Try something like this:
pand xmm0,xmm1
pmovmskb eax, xmm0  'eax now contains &hffff if the 32 bytes matched
ret 8


   Less instructions and avoids one of the slow pmovmskb instructions.

Paul.
   

clive

On a Prescott losing the PMOVMSKB EDX,XMM1; AND EAX,EDX appears to save a cycle.
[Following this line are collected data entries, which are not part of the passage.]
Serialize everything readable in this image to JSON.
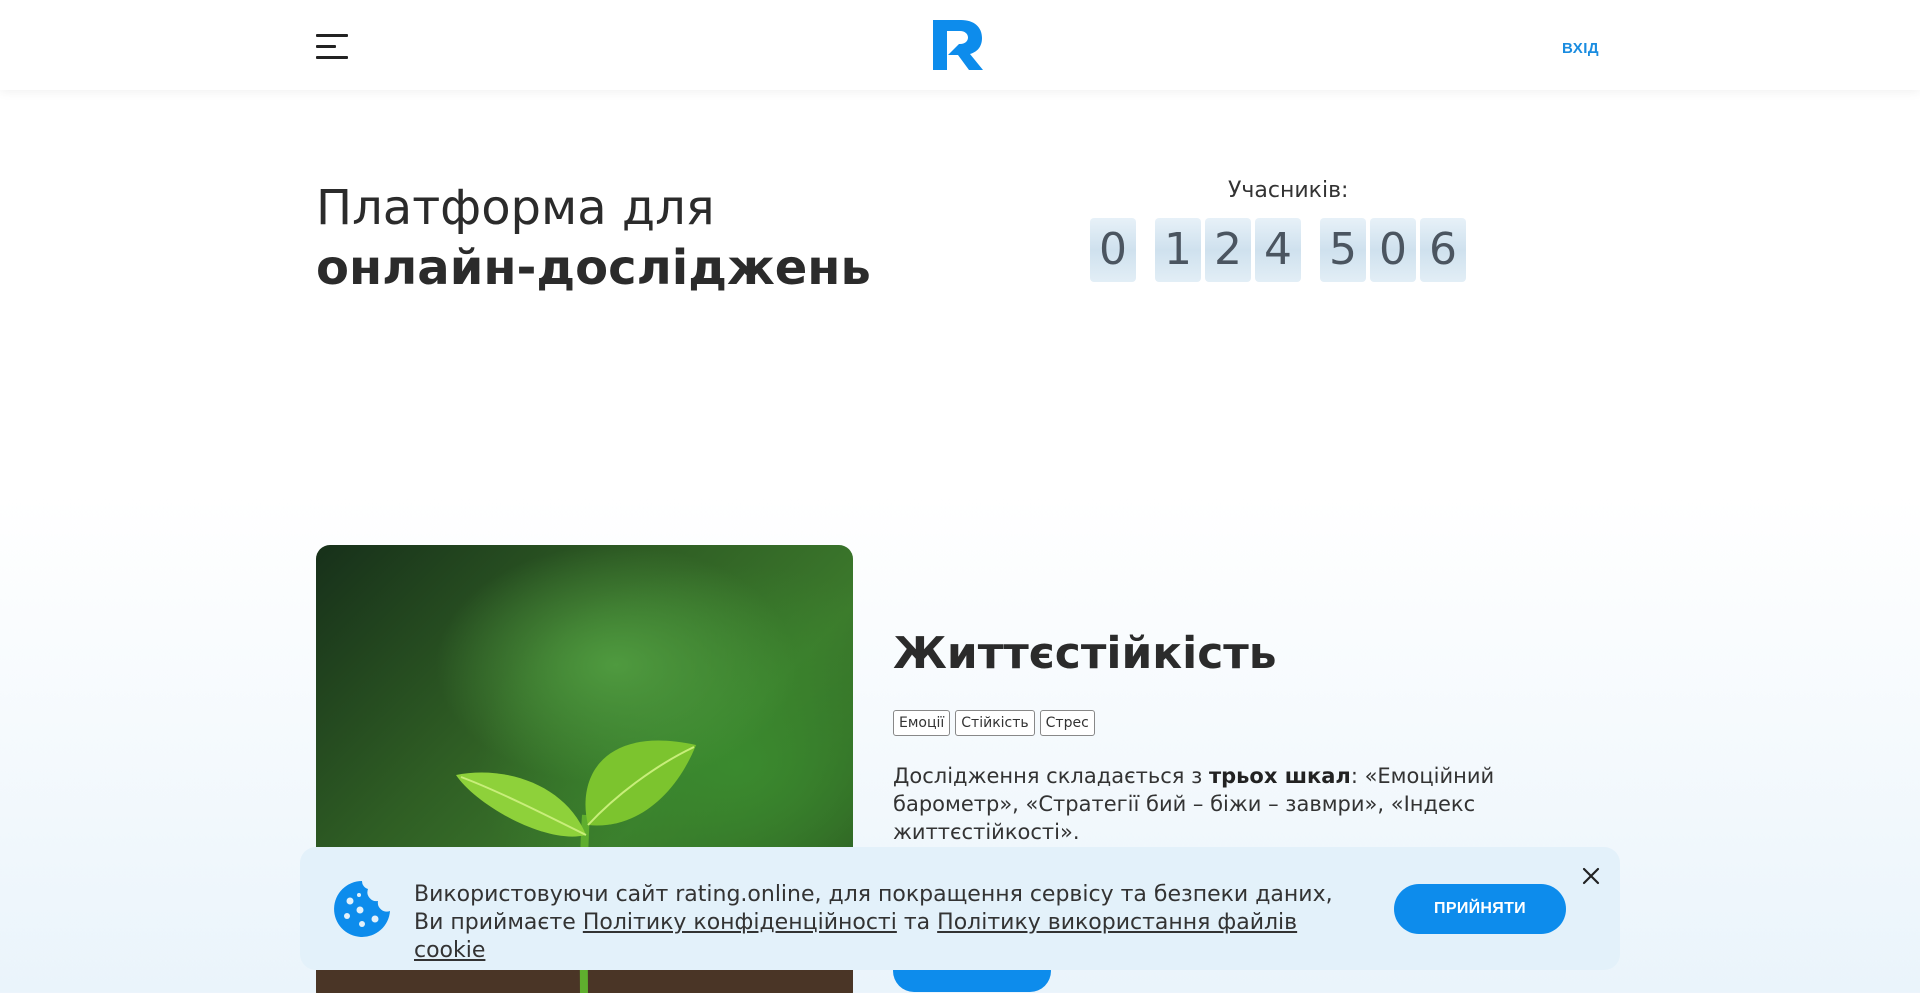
{
  "header": {
    "menu_icon": "hamburger-menu-icon",
    "logo_icon": "r-logo",
    "brand_color": "#0d8cec",
    "login_label": "ВХІД"
  },
  "hero": {
    "title_light": "Платформа для",
    "title_bold": "онлайн-досліджень",
    "participants_label": "Учасників:",
    "counter_digits": [
      "0",
      "1",
      "2",
      "4",
      "5",
      "0",
      "6"
    ]
  },
  "study": {
    "title": "Життєстійкість",
    "tags": [
      "Емоції",
      "Стійкість",
      "Стрес"
    ],
    "desc_before": "Дослідження складається з ",
    "desc_bold": "трьох шкал",
    "desc_after": ": «Емоційний барометр», «Стратегії бий – біжи – завмри», «Індекс життєстійкості»."
  },
  "cookie": {
    "icon": "cookie-icon",
    "text_1": "Використовуючи сайт rating.online, для покращення сервісу та безпеки даних, Ви приймаєте ",
    "privacy_link": "Політику конфіденційності",
    "text_2": " та ",
    "cookie_link": "Політику використання файлів cookie",
    "accept_label": "ПРИЙНЯТИ",
    "close_icon": "close-icon"
  }
}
Loading all the values into XMM register first is faster on the Prescott, no net gain on Atom.

Dioxin code fragment being sampled.

   mov ebx,1000
@@: ; ALIGN 16
    push  edi
    push  esi
    call  callthis
    cmp   eax,0xFFFF

   dec ebx
   jnz @B

..

  ALIGN 16

callthis:
    mov eax, [esp+4]
    mov edx, [esp+8]
    movdqa xmm0,[eax]
    movdqa xmm2,[edx]
    movdqa xmm1,[eax+16]
    movdqa xmm3,[edx+16]
    pcmpeqd xmm0,xmm2
    pcmpeqd xmm1,xmm3
    pand xmm0,xmm1
    pmovmskb eax,xmm0
   ret 8


Prescott P4 3 GHz
FOO (1) Lingo
     18158 Ticks (min), 18.158 cycles
     19623 Ticks (avg), 19.623 cycles
     20173 Ticks (rms), 20.173 cycles

FOO (2) Clive#1
     18158 Ticks (min), 18.158 cycles
     20262 Ticks (avg), 20.262 cycles
     20931 Ticks (rms), 20.932 cycles

FOO (3)
     17641 Ticks (min), 17.641 cycles
     20868 Ticks (avg), 20.868 cycles
     21710 Ticks (rms), 21.710 cycles

FOO (4)
     18158 Ticks (min), 18.158 cycles
     20407 Ticks (avg), 20.407 cycles
     21118 Ticks (rms), 21.119 cycles

FOO (5) Clive#2
     17655 Ticks (min), 17.655 cycles
     19658 Ticks (avg), 19.658 cycles
     20321 Ticks (rms), 20.322 cycles

FOO (6) JJ (lingo w/ret)
     16988 Ticks (min), 16.988 cycles
     18490 Ticks (avg), 18.490 cycles
     19292 Ticks (rms), 19.293 cycles

FOO (7) Clive#2 w/ret
     15503 Ticks (min), 15.503 cycles
     16920 Ticks (avg), 16.920 cycles
     17497 Ticks (rms), 17.497 cycles

FOO (8) johnsa#2
     36510 Ticks (min), 36.510 cycles
     40207 Ticks (avg), 40.207 cycles
     41457 Ticks (rms), 41.458 cycles

FOO (9) dioxin
     14505 Ticks (min), 14.505 cycles
     15793 Ticks (avg), 15.793 cycles
     16409 Ticks (rms), 16.410 cycles


It could be a random act of randomness. Those happen a lot as well.